World of Warcraft Novelization Climaxes with 18 Pages of Arguing Over Loot

With the mighty dragon Estragos slain, Billford and his loyal clan of battle-hardened warriors descend down the rocky hill into the beast’s nest. They’re surrounded by thousands of purple gooey eggs and vents in the craggy ground that spit flame at regular intervals.
Billford looks over the corpse, his hand stroking his ratty dwarven beard as he ponders Estragos’s lifeless eyes. He and his clan had prepared months for this battle; drawing out elaborate diagrams with sticks in the mud, rehearsing routines on the icy terrace in front of Stormwind, even forcing the clan’s most reverent priest to look within himself, to a play of shadow and misery that he will not likely return from.
It was all for this day. A day of victory.
The old dwarf Billford reaches deep beneath Estragos’s outstretched wing and pulls out a small amber ring. He holds it up to the sun, squeezing his left eye shut.
“It will instill fury in your heart,” he grumbles, “and protect thyself from scalding hot flame. It also seems to make your horses run slighty faster.”
Of the thirty-seven warriors that comprise Billford’s army, not one of them doesn’t raise their hand and ask for the ring. Not one of them has a good reason why they need it, and not one of them is willing to back down so someone more deserving can have it.
That was an excerpt from the third act of Ragestorm, a new novelization of World of Warcraft, written by Zack Pitter and Jordana Longswallow. Though the book is a decent, light read for about one hundred and twenty pages – filled with all that Blizzard lore we’ve come to love – the last eighteen pages are endlessly repetitive, with over thirty-two characters who had never before been mentioned all stating their cases for why they deserve the loot more than the others.
As Billford and his crew fight to make their case heard over the din of their fellow clan members, one can practically hear the eyelids drooping with boredom.
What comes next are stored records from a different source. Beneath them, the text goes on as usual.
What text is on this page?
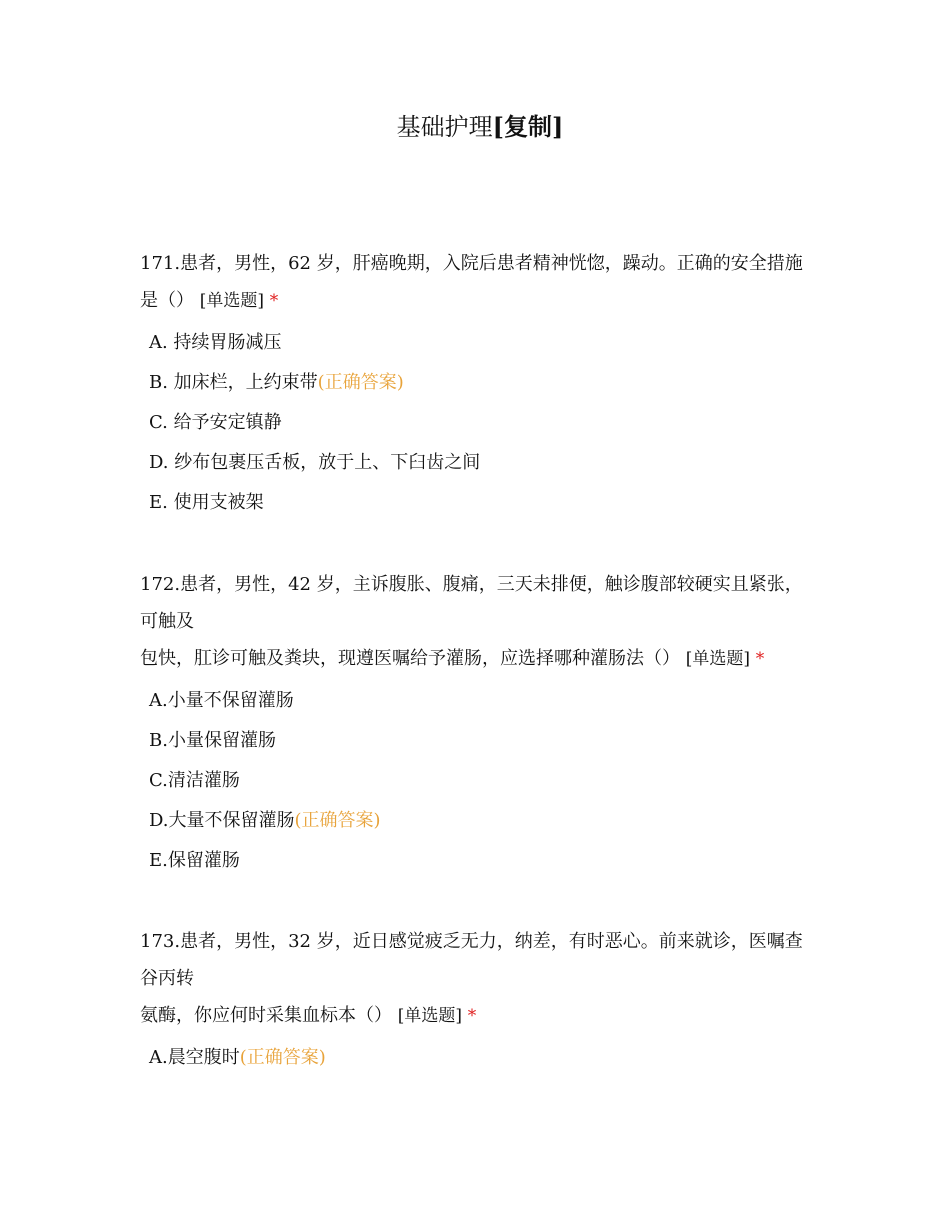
基础护理[复制]
171.患者，男性，62 岁，肝癌晚期，入院后患者精神恍惚，躁动。正确的安全措施
是（） [单选题] *
A. 持续胃肠减压
B. 加床栏，上约束带(正确答案)
C. 给予安定镇静
D. 纱布包裹压舌板，放于上、下臼齿之间
E. 使用支被架
172.患者，男性，42 岁，主诉腹胀、腹痛，三天未排便，触诊腹部较硬实且紧张，
可触及
包快，肛诊可触及粪块，现遵医嘱给予灌肠，应选择哪种灌肠法（） [单选题] *
A.小量不保留灌肠
B.小量保留灌肠
C.清洁灌肠
D.大量不保留灌肠(正确答案)
E.保留灌肠
173.患者，男性，32 岁，近日感觉疲乏无力，纳差，有时恶心。前来就诊，医嘱查
谷丙转
氨酶，你应何时采集血标本（） [单选题] *
A.晨空腹时(正确答案)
It’s the most true to the game the novelizations have ever been, with the exception of the third book in the series, Let Me Tell You Why We Should Owe Money to the Tolkein Estate.
Six pages from the end, the debate rages on:
“I haven’t received a ring since Molten Core,” shouts Yeery, the clan’s most brutal rogue. “Look at this thing I’ve been using. You could find it on Hogzilla.”
Billford scratches his long beard and meditates on the issue.
“We had a system, and I’m the next in line with that system,” Goldwaiter says with a gnomish sneer. “If you want to ignore the system, that’s fine, but I’m going to find a clan that has a system that I think is fair.”
Billford rubs his eyebrows and says, “Please don’t threaten to leave the clan.”
“Just give it to someone. Please. I have to put the kids to sleep,” pleads Pooblik, the clan’s resto-druid.
Suffice to say, the issues are eventually resolved, and the entire clan either rushes back up the hill on their slightly faster horses or takes a portal to Dalaran, and while traveling through a labyrinthian bending of space and time, those with the greatest superiority in the clan whisper cruel and jealous messages to one another about their own. It’s as if all comradre vanished the minute the dagger was withdrawn from Estragos’s scaly green neck.
The moral of the story is muddled and lost, thanks in part to Pitter and Longswallows tireless pursuit to make the books as close to the game as possible, but one is actually able to pull something out of the wreckage in the end. The greatest bosses are not those who can destroy the most people the fastest, but those who have the greatest loot to offer, and provide ample opportunity for those who challenge them to destroy themselves from within.
That or just hit Greed and let the random number generator figure it out.